AI built by people with bias and based on data that results from a biased society will inevitably reflect those values. For example, a provider could build or use an AI tool that denies services to a population because that population is expected to default on payments based on historical data. A tool based on data from past patients who are asked to predict who will not pay service fees and who will end up paying will discriminate against populations statistically less likely to pay for the service. With the prevalence of medical bankruptcy, an organization could use that to weed out patients they don’t want based on demographics like race, ZIP code, or other factors.

“There may be an AI model for healthcare expenditures that is used to predict what patients would need and what healthcare interventions, while only people who could afford these healthcare interventions actually got them,” Lehmann says. “The model is based on flawed data and disadvantaged people that are poor. That’s not that’s not what we should be doing in healthcare.” AI must be designed to account for and prevent these biases to provide equitable care.

Algorithmic Drift

Predictive AI creates a model trained on a particular data set, but that data set might not accurately reflect current conditions over time. If there are changes in the patient population or a new medication that makes the data set obsolete, the algorithm guiding the AI will perform more poorly conditions change.

A model built to guide the care given to diabetic or obese patients before the widespread use and prescription of Ozempic or Wegovy likely needs to be given a new set of data to reflect current conditions. Similarly, if a state expands Medicaid and a population that previously didn’t have health insurance can now get regular and preventative care, that will impact the data on which the AI model is based.

“As you apply AI, you are responsible for making sure that the model continues to perform the way you anticipated before, and you have to retrain it or modify it if it stops performing as well,” Lehmann says. “That’s a big ethical obligation as well.”

Accountability

AI doesn’t have a moral compass and will do what we tell it. Humans, on the other hand, are capable of empathy and can regulate their behavior based on societal norms or laws. We wouldn’t want our worst desires reported to the world, so we temper ourselves and have built-in guardrails to our actions. AI doesn’t have those same problems unless the ones writing the code find ways to limit them.
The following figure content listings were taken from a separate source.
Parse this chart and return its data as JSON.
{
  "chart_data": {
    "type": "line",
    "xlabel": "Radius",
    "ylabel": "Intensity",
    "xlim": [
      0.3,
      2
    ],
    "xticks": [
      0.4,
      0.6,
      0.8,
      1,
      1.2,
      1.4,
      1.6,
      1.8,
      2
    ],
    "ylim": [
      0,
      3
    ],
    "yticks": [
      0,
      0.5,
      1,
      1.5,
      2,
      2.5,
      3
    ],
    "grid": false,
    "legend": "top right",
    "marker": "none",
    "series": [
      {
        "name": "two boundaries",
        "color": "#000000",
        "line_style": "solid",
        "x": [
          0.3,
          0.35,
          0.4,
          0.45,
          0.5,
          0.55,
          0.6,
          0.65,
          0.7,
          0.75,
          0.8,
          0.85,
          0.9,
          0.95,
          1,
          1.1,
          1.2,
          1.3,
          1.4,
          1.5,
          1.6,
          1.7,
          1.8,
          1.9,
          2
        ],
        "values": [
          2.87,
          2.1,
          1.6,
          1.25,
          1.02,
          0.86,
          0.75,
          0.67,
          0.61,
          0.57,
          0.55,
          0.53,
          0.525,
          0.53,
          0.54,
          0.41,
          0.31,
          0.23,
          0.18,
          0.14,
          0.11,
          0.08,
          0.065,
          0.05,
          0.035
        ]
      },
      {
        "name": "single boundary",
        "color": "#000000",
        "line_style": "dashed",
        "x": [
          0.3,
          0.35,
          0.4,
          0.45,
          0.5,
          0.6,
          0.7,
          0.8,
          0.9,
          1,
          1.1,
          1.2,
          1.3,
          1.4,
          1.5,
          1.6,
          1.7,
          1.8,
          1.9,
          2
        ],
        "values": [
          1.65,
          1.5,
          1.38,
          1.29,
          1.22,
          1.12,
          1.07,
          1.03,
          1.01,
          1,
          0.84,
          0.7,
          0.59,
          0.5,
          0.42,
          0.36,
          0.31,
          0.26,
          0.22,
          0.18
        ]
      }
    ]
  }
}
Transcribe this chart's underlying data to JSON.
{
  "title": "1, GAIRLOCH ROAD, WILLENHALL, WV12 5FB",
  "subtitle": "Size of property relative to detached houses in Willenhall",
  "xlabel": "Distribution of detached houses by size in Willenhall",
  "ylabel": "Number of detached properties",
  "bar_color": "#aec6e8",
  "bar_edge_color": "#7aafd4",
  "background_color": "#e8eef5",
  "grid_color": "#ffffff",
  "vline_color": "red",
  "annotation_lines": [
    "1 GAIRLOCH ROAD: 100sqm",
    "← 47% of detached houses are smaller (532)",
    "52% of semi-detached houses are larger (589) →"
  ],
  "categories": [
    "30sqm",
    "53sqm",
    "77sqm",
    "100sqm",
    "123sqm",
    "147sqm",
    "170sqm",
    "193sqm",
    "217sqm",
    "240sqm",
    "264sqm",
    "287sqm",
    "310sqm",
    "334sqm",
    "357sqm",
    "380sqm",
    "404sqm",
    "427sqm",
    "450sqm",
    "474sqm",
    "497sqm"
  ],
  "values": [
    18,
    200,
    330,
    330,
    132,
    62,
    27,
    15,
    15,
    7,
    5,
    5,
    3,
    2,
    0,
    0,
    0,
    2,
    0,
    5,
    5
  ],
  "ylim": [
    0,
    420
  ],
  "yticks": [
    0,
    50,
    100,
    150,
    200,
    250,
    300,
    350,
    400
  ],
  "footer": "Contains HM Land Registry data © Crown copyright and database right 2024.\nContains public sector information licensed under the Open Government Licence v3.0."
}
“People who have used AI for crime, and it doesn’t perceive that it is criminal behavior,” Lehmann says. “AI needs to have oversight, and it has to have ways for people to complain if they think they have been harmed, and people have to be accountable for the output of AI. AI let loose by itself is a terrible thing.”

What We Don’t Know

Right now, we are in the Wild West era of AI. Just as snake oil salesman toured from town to town and took advantage of others while the steam engine extended the reach of industrialism in the Old West, AI is both expanding our capabilities and being used nefariously today. Jobs will change, and people may get hurt, but it will also allow society to do things more effectively, safely, and quickly. “Right now, we are in the hype cycle, and everybody is out there doing their thing, and nobody thinks much about making sure it works properly,” Lehmann says.

Today, much of predictive AI is a black box. Even those who created the technology aren’t sure which bit of information is responsible for specific outcomes. In medicine, physicians will often “show their work” to nurses or pharmacists to explain how they came up with a certain dose of medicine. It is called “decision support.” We are still learning how to do the same thing with predictive AI.

Much like the Monkey’s Paw, using a tool we don’t fully understand can have terrible results. To maximize benefit and reduce harm, society needs to understand the why behind the results in addition to benefitting from them. “In AI, it’s hard to show your work because we often don’t understand the model. There are AI models where we don’t know if a factor you identify as important has a negative or positive effect, and we have a natural distrust of things we don’t understand.”